Pipicha by Cinthya Santos Briones
Starting Price: $800
Cinthya Santos Briones
Pipicha, 2024
8 x 10 in.
Hand-embroidered cyanotype on cotton fabric, made with pipicha seeds and dried leaves (a native Mexican herb)
About the Work
Migrant Herbalism is an artistic and community-based research project that explores medicinal herbs which, together with communities from Mexico and Abya Yala, have migrated to New York City. The project examines how plants, traditional medicine, and ancestral knowledge cross borders, adapt to new territories, and remain alive both in memory and in everyday practice. Visually, the work draws on historical camera-less photography processes, oral history, and textile narratives. The series is composed of hand-embroidered cyanotypes on cotton and lumen prints made on velvet infused with herbs, bark, seeds, and minerals collected from shops and botanicas in New York City’s Latino neighborhoods. Each piece functions as a solar imprint: luminous traces that preserve and interpret vegetal elements—flowers, petals, pollen, branches, leaves, and roots—arranged individually or in small bundles, like offerings.
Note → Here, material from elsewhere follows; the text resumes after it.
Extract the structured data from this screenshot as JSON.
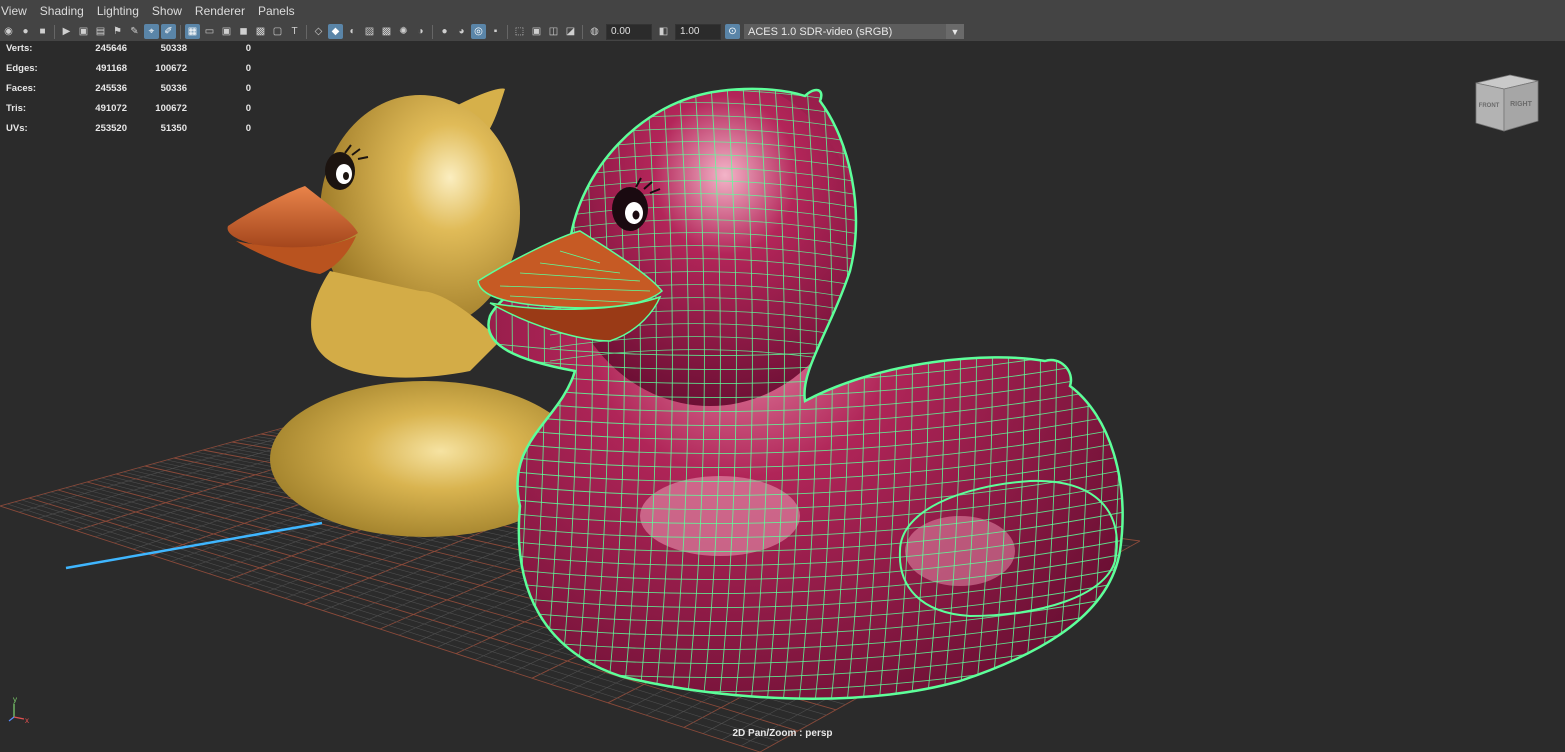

The embroidery incorporates traditional Mexican figures and patterns passed down by our grandmothers, seeking to capture the spirit of the plants and their healing power, thus forming a visual and tactile archive of the diaspora.
About the Artist
Cinthya Santos Briones is an interdisciplinary artist and scholar of Nahua Indigenous heritage based in New York. Trained in Anthropology and Ethnohistory, she spent a decade as a researcher at Mexico’s National Institute of Anthropology and History (INAH), focusing on Indigenous migration, codices, textiles, and traditional medicine. Her practice integrates ethnography, historiography, and socially engaged art to explore the historical and social dimensions of migration. Working across photography, archival materials, writing, drawing, collage, textiles, and popular education, she creates nonlinear narratives that amplify community voices and cultivate collective storytelling.
Santos Briones exhibited in Building Radical Soil in 2022 at The Latinx Project.